Alcohol consumption in later life has increased in the past decade, and the relationship between alcohol consumption and mortality is controversial. Recent studies suggest little, if any, health benefit to alcohol. Yet most rely on single-time point consumption assessments and minimal confounder adjustments.
We report on 16 years of follow-up from the Health and Retirement Study (HRS) cohorts born 1931 to 1941 (N = 7,904, baseline mean age = 61, SD = 3.18). Respondents were queried about drinking frequency/quantity. Mortality was established via exit interviews and confirmed with the national death index. Time-varying confounders included but were not limited to household assets, smoking, body mass index, health/functioning, depression, chronic disease; time-invariant confounders included baseline age, education, sex, and race.

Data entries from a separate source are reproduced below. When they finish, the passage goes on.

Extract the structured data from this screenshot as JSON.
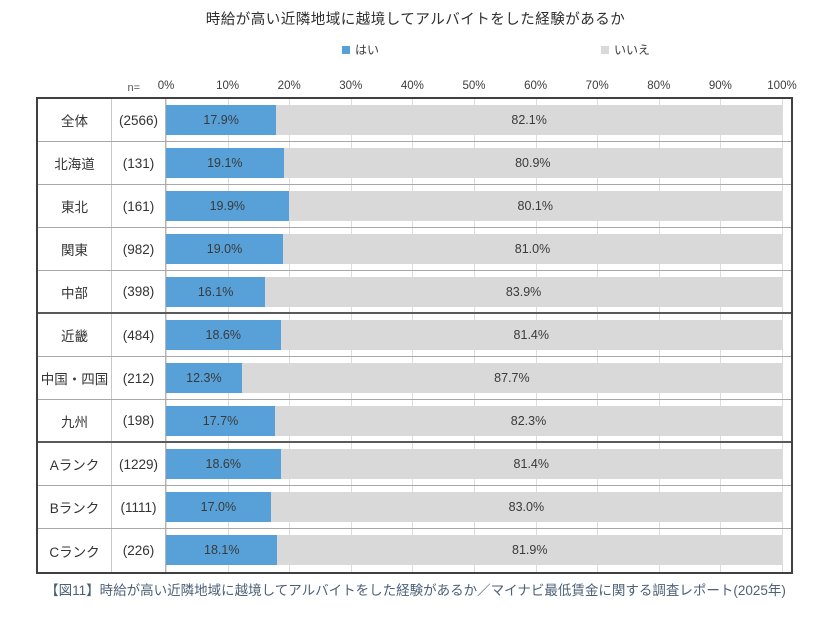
{
  "title": "時給が高い近隣地域に越境してアルバイトをした経験があるか",
  "legend": [
    {
      "label": "はい",
      "color": "#57a1d8"
    },
    {
      "label": "いいえ",
      "color": "#d9d9d9"
    }
  ],
  "axis": {
    "n_label": "n=",
    "ticks": [
      "0%",
      "10%",
      "20%",
      "30%",
      "40%",
      "50%",
      "60%",
      "70%",
      "80%",
      "90%",
      "100%"
    ]
  },
  "chart_data": {
    "type": "bar",
    "orientation": "horizontal",
    "stacked": true,
    "title": "時給が高い近隣地域に越境してアルバイトをした経験があるか",
    "xlim": [
      0,
      100
    ],
    "grid": true,
    "legend_position": "top",
    "categories": [
      "全体",
      "北海道",
      "東北",
      "関東",
      "中部",
      "近畿",
      "中国・四国",
      "九州",
      "Aランク",
      "Bランク",
      "Cランク"
    ],
    "n_labels": [
      "(2566)",
      "(131)",
      "(161)",
      "(982)",
      "(398)",
      "(484)",
      "(212)",
      "(198)",
      "(1229)",
      "(1111)",
      "(226)"
    ],
    "series": [
      {
        "name": "はい",
        "color": "#57a1d8",
        "values": [
          17.9,
          19.1,
          19.9,
          19.0,
          16.1,
          18.6,
          12.3,
          17.7,
          18.6,
          17.0,
          18.1
        ]
      },
      {
        "name": "いいえ",
        "color": "#d9d9d9",
        "values": [
          82.1,
          80.9,
          80.1,
          81.0,
          83.9,
          81.4,
          87.7,
          82.3,
          81.4,
          83.0,
          81.9
        ]
      }
    ],
    "thick_separator_after": [
      "中部",
      "九州"
    ]
  },
  "caption": "【図11】時給が高い近隣地域に越境してアルバイトをした経験があるか／マイナビ最低賃金に関する調査レポート(2025年)"
}
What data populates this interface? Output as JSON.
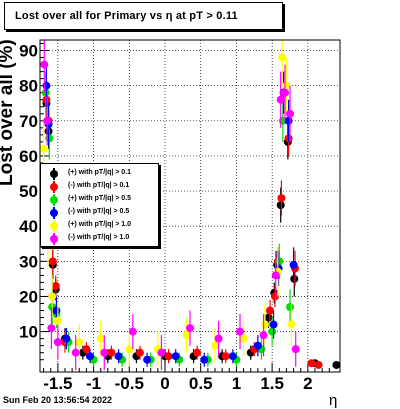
{
  "header": {
    "title": "Lost over all for Primary vs  η at pT > 0.11"
  },
  "footer": {
    "date": "Sun Feb 20 13:56:54 2022"
  },
  "chart_data": {
    "type": "scatter",
    "title": "Lost over all for Primary vs  η at pT > 0.11",
    "xlabel": "η",
    "ylabel": "Lost over all (%)",
    "xlim": [
      -1.75,
      2.45
    ],
    "ylim": [
      -1.5,
      93
    ],
    "xticks": [
      -1.5,
      -1,
      -0.5,
      0,
      0.5,
      1,
      1.5,
      2
    ],
    "xtick_labels": [
      "-1.5",
      "-1",
      "-0.5",
      "0",
      "0.5",
      "1",
      "1.5",
      "2"
    ],
    "yticks": [
      10,
      20,
      30,
      40,
      50,
      60,
      70,
      80,
      90
    ],
    "ytick_labels": [
      "10",
      "20",
      "30",
      "40",
      "50",
      "60",
      "70",
      "80",
      "90"
    ],
    "grid": true,
    "legend_position": "left-middle",
    "series": [
      {
        "name": "(+) with pT/|q| > 0.1",
        "color": "#000000",
        "x": [
          -1.66,
          -1.63,
          -1.57,
          -1.53,
          -1.4,
          -1.15,
          -0.8,
          -0.4,
          0.0,
          0.4,
          0.8,
          1.2,
          1.45,
          1.53,
          1.57,
          1.62,
          1.72,
          1.81,
          2.1,
          2.4
        ],
        "y": [
          75,
          67,
          29,
          22,
          8,
          4,
          3,
          3,
          3,
          3,
          3,
          4,
          14,
          21,
          29,
          46,
          64,
          25,
          1,
          0.5
        ],
        "err": [
          5,
          5,
          4,
          3,
          3,
          2,
          2,
          2,
          2,
          2,
          2,
          2,
          3,
          3,
          4,
          5,
          5,
          5,
          1,
          1
        ]
      },
      {
        "name": "(-) with pT/|q| > 0.1",
        "color": "#ff0000",
        "x": [
          -1.66,
          -1.63,
          -1.57,
          -1.53,
          -1.4,
          -1.1,
          -0.75,
          -0.35,
          0.05,
          0.45,
          0.85,
          1.25,
          1.47,
          1.54,
          1.58,
          1.63,
          1.73,
          1.82,
          2.05,
          2.15
        ],
        "y": [
          76,
          70,
          30,
          23,
          7,
          5,
          4,
          4,
          3,
          4,
          3,
          5,
          16,
          20,
          30,
          48,
          65,
          28,
          1,
          0.5
        ],
        "err": [
          5,
          5,
          4,
          3,
          3,
          2,
          2,
          2,
          2,
          2,
          2,
          2,
          3,
          3,
          4,
          5,
          5,
          5,
          1,
          1
        ]
      },
      {
        "name": "(+) with pT/|q| > 0.5",
        "color": "#00dd00",
        "x": [
          -1.67,
          -1.62,
          -1.58,
          -1.52,
          -1.35,
          -1.0,
          -0.6,
          -0.2,
          0.2,
          0.6,
          1.0,
          1.35,
          1.5,
          1.6,
          1.65,
          1.75
        ],
        "y": [
          78,
          65,
          17,
          15,
          7,
          2,
          2,
          2,
          2,
          2,
          2,
          5,
          10,
          30,
          70,
          17
        ],
        "err": [
          6,
          6,
          5,
          4,
          3,
          2,
          2,
          2,
          2,
          2,
          2,
          3,
          4,
          5,
          6,
          5
        ]
      },
      {
        "name": "(-) with pT/|q| > 0.5",
        "color": "#0000ff",
        "x": [
          -1.66,
          -1.63,
          -1.58,
          -1.52,
          -1.38,
          -1.05,
          -0.65,
          -0.25,
          0.15,
          0.55,
          0.95,
          1.3,
          1.52,
          1.59,
          1.66,
          1.73,
          1.8
        ],
        "y": [
          80,
          69,
          20,
          16,
          8,
          3,
          3,
          2,
          3,
          2,
          3,
          6,
          12,
          28,
          78,
          70,
          29
        ],
        "err": [
          6,
          6,
          5,
          4,
          3,
          2,
          2,
          2,
          2,
          2,
          2,
          3,
          4,
          5,
          6,
          6,
          5
        ]
      },
      {
        "name": "(+) with pT/|q| > 1.0",
        "color": "#ffff00",
        "x": [
          -1.7,
          -1.64,
          -1.58,
          -1.5,
          -1.2,
          -0.9,
          -0.5,
          -0.1,
          0.3,
          0.7,
          1.1,
          1.4,
          1.58,
          1.64,
          1.7,
          1.77
        ],
        "y": [
          62,
          35,
          20,
          13,
          7,
          8,
          5,
          5,
          9,
          6,
          8,
          12,
          27,
          88,
          80,
          12
        ],
        "err": [
          8,
          7,
          6,
          5,
          5,
          5,
          5,
          5,
          5,
          5,
          5,
          6,
          7,
          8,
          8,
          6
        ]
      },
      {
        "name": "(-) with pT/|q| > 1.0",
        "color": "#ff00ff",
        "x": [
          -1.69,
          -1.65,
          -1.59,
          -1.5,
          -1.25,
          -0.85,
          -0.45,
          -0.05,
          0.35,
          0.75,
          1.05,
          1.38,
          1.55,
          1.62,
          1.68,
          1.75,
          1.83
        ],
        "y": [
          86,
          70,
          11,
          7,
          4,
          4,
          10,
          4,
          11,
          8,
          10,
          9,
          26,
          76,
          78,
          72,
          5
        ],
        "err": [
          8,
          7,
          6,
          5,
          5,
          5,
          5,
          5,
          5,
          5,
          5,
          6,
          7,
          8,
          8,
          8,
          5
        ]
      }
    ]
  }
}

After adjustment, current abstainers had the highest risk of subsequent mortality, consistent with sick quitters, and moderate (men: HR = 0.74, 95% CI: 0.60 to 0.91; women: HR = 0.82, 95% CI: 0.63 to 1.07) drinking was associated with a lower mortality rate compared with occasional drinking, though smokers and men evidenced less of an inverse association. Quantitative bias analyses indicated that omitted confounders would need to be associated with ~4-fold increases in mortality rates for men and ~9-fold increases for women to change the results.
There are consistent associations between moderate/occasional drinking and lower mortality, though residual confounding remains a threat to validity. Continued efforts to conduct large-scale observational studies of alcohol consumption and mortality are needed to characterize the changing patterns of consumption in older age.
在过去的十年中,老年人的饮酒量有所增加,而饮酒与死亡率之间的关系仍存在争议。最近的研究表明,饮酒几乎没有任何健康益处。然而,大多数研究依赖于单次饮酒量评估和最小的混杂因素调整。
我们报告了健康与退休研究(HRS)队列中 1931 年至 1941 年出生的人群(N=7904,基线平均年龄为 61 岁,标准差为 3.18)16 年的随访结果。受访者被询问饮酒频率和饮酒量。通过离职访谈确定死亡率,并与国家死亡指数确认。时变混杂因素包括但不限于家庭资产、吸烟、体重指数、健康/功能、抑郁、慢性疾病;时不变混杂因素包括基线年龄、教育、性别和种族。
调整后,当前戒酒者的后续死亡率风险最高,与因病戒酒者一致,而适度饮酒(男性:HR=0.74,95%CI:0.60 至 0.91;女性:HR=0.82,95%CI:0.63 至 1.07)与较低的死亡率相关,尽管吸烟者和男性的反比关系较弱。定量偏差分析表明,对于男性,需要有大约 4 倍的死亡率增加和女性有大约 9 倍的死亡率增加的混杂因素才会改变结果。
适度/偶尔饮酒与较低的死亡率之间存在一致的关联,但仍存在残留混杂的威胁。需要继续努力开展关于饮酒和死亡率的大规模观察性研究,以描述老年人群饮酒模式的变化。